Ich erachte Eminem generell als nicht sehr kreativ hinsichtlich Sound und Produktionen. Rick Rubin Einflüsse fruchten, wenn der Artist oder die Band an sich kreativ ist und einfach ein paar Anstöße braucht, um (wieder) abzuliefern. Das gilt eigentlich fast ausnahmslos für jede gelungene Platte mit Rubin-Beteiligung. Von daher war die Zusammenarbeit mit Em auch zum Scheitern verurteilt, da einfach dieser kreative Kopf fehlte, der so banale Rubin-Ideen wie Rock Drums in was Hörbares ummünzt. Deswegen klingen MMLP2 und Revival so, wie sie klingen -> Scheiße. Dazu auch platt, da Rubin bekanntlich auf so Sachen wie Reverbs komplett verzichtet. Ein Jigga z.B. wuppt dir das Black Album alleine, Rubin wirft aber so geniale Sachen wie nen Acapella-Einstieg auf 99 Problems in den Raum. Eminem bräuchte eher ne soundästhetische Person an seiner Seite.
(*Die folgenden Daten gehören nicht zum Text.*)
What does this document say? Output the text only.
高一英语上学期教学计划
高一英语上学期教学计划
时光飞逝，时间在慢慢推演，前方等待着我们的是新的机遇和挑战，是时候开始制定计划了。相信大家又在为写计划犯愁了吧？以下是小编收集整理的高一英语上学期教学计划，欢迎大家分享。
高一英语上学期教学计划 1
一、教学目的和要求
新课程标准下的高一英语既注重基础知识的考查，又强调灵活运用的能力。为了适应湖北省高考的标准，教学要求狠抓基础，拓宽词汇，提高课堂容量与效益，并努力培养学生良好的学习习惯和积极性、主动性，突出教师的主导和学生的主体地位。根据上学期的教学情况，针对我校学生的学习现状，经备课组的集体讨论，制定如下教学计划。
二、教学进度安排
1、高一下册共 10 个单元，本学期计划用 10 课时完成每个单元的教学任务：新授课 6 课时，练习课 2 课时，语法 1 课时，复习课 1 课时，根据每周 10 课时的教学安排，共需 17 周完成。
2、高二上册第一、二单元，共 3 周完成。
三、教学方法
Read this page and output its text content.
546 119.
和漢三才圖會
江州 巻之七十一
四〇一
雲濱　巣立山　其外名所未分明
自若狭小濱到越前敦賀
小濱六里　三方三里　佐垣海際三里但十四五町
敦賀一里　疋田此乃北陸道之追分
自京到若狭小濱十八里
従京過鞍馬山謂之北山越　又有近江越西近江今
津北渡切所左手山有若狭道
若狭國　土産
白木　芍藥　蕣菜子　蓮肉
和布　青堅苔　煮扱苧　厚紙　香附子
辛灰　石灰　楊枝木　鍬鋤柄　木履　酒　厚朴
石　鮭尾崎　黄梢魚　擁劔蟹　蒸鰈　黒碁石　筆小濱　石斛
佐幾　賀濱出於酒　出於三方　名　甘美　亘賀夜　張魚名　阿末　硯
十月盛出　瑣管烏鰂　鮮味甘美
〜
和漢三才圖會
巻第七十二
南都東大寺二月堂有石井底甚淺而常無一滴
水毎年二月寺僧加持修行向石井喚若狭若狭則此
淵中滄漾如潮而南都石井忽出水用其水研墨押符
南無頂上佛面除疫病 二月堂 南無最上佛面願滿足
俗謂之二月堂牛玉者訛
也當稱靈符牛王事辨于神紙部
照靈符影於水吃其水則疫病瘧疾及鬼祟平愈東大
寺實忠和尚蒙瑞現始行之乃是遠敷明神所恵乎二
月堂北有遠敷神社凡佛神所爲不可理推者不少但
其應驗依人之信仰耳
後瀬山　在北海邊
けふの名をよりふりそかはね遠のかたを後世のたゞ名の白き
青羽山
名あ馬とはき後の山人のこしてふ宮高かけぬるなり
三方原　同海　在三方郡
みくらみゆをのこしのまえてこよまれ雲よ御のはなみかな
Rubin schätze ich sehr, aber vor allem die von dir genannten Alben oder auch das Metallica Ding sind halt die Inbegriffe von Loudness, ganz schrecklich. Der Kerl is auch irgendwie ambivalent: Reduziert die Produktionen aufs Äußerte, eliminiert dann aber oft die gesamte Dynamik. Aber seine Arbeit ist trotzdem beeindruckend und er macht auch konstant weiter, die letzte Strokes war großartig, das Weezer Teil auch.